What These Cases Actually Teach Us

Zoom out for a second. In 2007, an HIV cure was a fairy tale. In 2026, we have a documented timeline of cases, a understood mechanism (mostly), and edge cases that keep breaking our assumptions — the Geneva Patient cured without CCR5-delta32, the Chicago Patient cured after rebound, the Oslo Patient cured via a sibling donor with full gut engraftment.

Each case is a data point, not a product launch. But the data is accumulating, and the direction is clear: an HIV cure is biologically possible. Making it accessible to 40 million people is the part that remains unfathomably hard — and unfathomably worth pursuing.

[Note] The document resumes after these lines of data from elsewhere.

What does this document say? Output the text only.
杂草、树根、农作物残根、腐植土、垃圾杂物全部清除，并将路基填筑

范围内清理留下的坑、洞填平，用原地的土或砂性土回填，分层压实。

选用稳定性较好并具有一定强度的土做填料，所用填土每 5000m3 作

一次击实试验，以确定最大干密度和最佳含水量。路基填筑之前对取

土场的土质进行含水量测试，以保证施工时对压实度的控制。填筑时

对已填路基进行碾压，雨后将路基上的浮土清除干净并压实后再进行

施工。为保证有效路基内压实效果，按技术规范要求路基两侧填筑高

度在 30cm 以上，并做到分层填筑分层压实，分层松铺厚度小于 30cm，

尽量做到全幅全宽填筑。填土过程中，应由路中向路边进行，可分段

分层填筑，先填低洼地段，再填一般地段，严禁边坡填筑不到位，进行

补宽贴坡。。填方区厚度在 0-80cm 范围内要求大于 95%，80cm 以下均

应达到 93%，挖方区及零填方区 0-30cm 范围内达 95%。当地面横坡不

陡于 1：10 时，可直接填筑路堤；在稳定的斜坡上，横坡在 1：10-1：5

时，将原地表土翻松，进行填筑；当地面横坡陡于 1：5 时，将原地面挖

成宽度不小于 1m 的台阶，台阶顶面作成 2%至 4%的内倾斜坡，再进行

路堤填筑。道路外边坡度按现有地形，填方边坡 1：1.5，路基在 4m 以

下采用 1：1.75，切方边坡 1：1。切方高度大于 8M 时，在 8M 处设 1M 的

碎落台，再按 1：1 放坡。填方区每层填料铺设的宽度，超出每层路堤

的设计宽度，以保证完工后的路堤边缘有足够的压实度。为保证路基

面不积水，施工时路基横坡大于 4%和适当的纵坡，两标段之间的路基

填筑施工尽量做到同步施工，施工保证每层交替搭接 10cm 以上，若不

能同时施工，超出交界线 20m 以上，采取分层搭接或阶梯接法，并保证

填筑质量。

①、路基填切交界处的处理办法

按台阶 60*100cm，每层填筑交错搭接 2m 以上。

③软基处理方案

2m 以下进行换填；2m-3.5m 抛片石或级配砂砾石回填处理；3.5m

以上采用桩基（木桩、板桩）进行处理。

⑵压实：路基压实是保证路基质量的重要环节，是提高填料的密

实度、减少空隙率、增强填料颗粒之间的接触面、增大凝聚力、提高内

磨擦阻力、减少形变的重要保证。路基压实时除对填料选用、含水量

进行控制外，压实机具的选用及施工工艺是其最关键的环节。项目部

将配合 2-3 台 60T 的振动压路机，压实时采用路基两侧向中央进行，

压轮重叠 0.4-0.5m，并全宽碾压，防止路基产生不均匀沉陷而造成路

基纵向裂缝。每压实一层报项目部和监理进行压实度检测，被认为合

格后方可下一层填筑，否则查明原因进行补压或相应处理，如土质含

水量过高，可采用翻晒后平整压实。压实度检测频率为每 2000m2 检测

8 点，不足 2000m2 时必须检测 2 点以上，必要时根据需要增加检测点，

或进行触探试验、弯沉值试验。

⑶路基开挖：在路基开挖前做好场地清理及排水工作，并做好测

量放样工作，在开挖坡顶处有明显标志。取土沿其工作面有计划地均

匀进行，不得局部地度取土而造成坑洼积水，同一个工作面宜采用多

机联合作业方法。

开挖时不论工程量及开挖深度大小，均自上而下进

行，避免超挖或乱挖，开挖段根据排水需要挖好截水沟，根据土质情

Don't wait for a headline that says "HIV Cured for Everyone." That headline isn't coming this year. What is coming is a slow, weird, scientifically meticulous march from "impossible" to "possible for eleven people" to "possible for more." And if you're one of the roughly 40 million living with HIV today, the honest answer is: keep taking your ART, stay informed, and watch this space. The doorknob is getting removed — just not from everyone's door yet.